Staff member
For the past few weeks, security researcher Chris Vickery has been working on discovering insecure applications and contacting the makers of those apps to have the issues resolved.

One of the applications he found to leak quite a large amount of personal user details is MacKeeper by Kromtech Alliance.

MacKeeper is the equivalent of an antivirus combined with adware, which many Mac users have come to hate in the past years and have even got so far with their distaste for the app that they've collectively sued the developer for showing false warnings about inexistent malware on their Macs.

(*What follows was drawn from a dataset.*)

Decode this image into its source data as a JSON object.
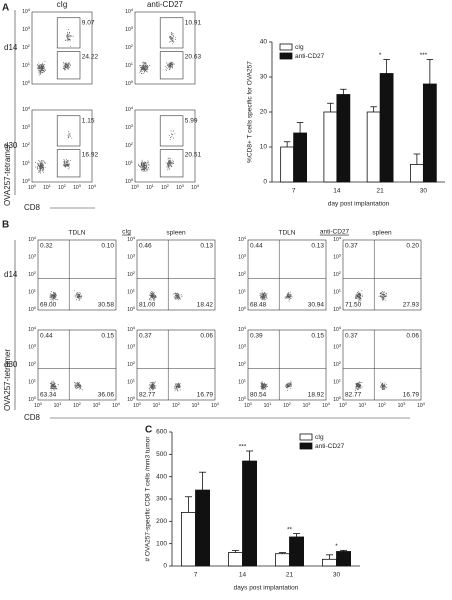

The "MongoDB default config" issue strikes again
Now, as Mr. Vickery reveals, the company behind the app left a MongoDB server improperly configured, accessible via external connections. This server held information on 13 million MacKeeper users.

The issue is an old one, documented by many security researchers in the past, so Kromtech is solely at fault for the data leak. Apparently, the dev team had used a MongoDB instance without changing its default settings, where the 27017 port was left open for connections via the Internet.

Previous research from this February revealed that about 40,000 MongoDB databases were leaking data in the same way. In July, later in the year, the number went down to 30,000, but companies were still leaking 600 terabytes of data. Even worse, in August, another set of inquiries found 1.2 petabytes of data in the same way, but also from Redis, Elasticsearch, and Memcached servers.

Read more: MacKeeper Exposed Details for 13 Million Users


MacKeeper is a useless software as pointed out repeatedly by the "class action" in the U.S against the developers of this program, marketed for years using very aggressive trade policies, often invasive and now it's also insecure.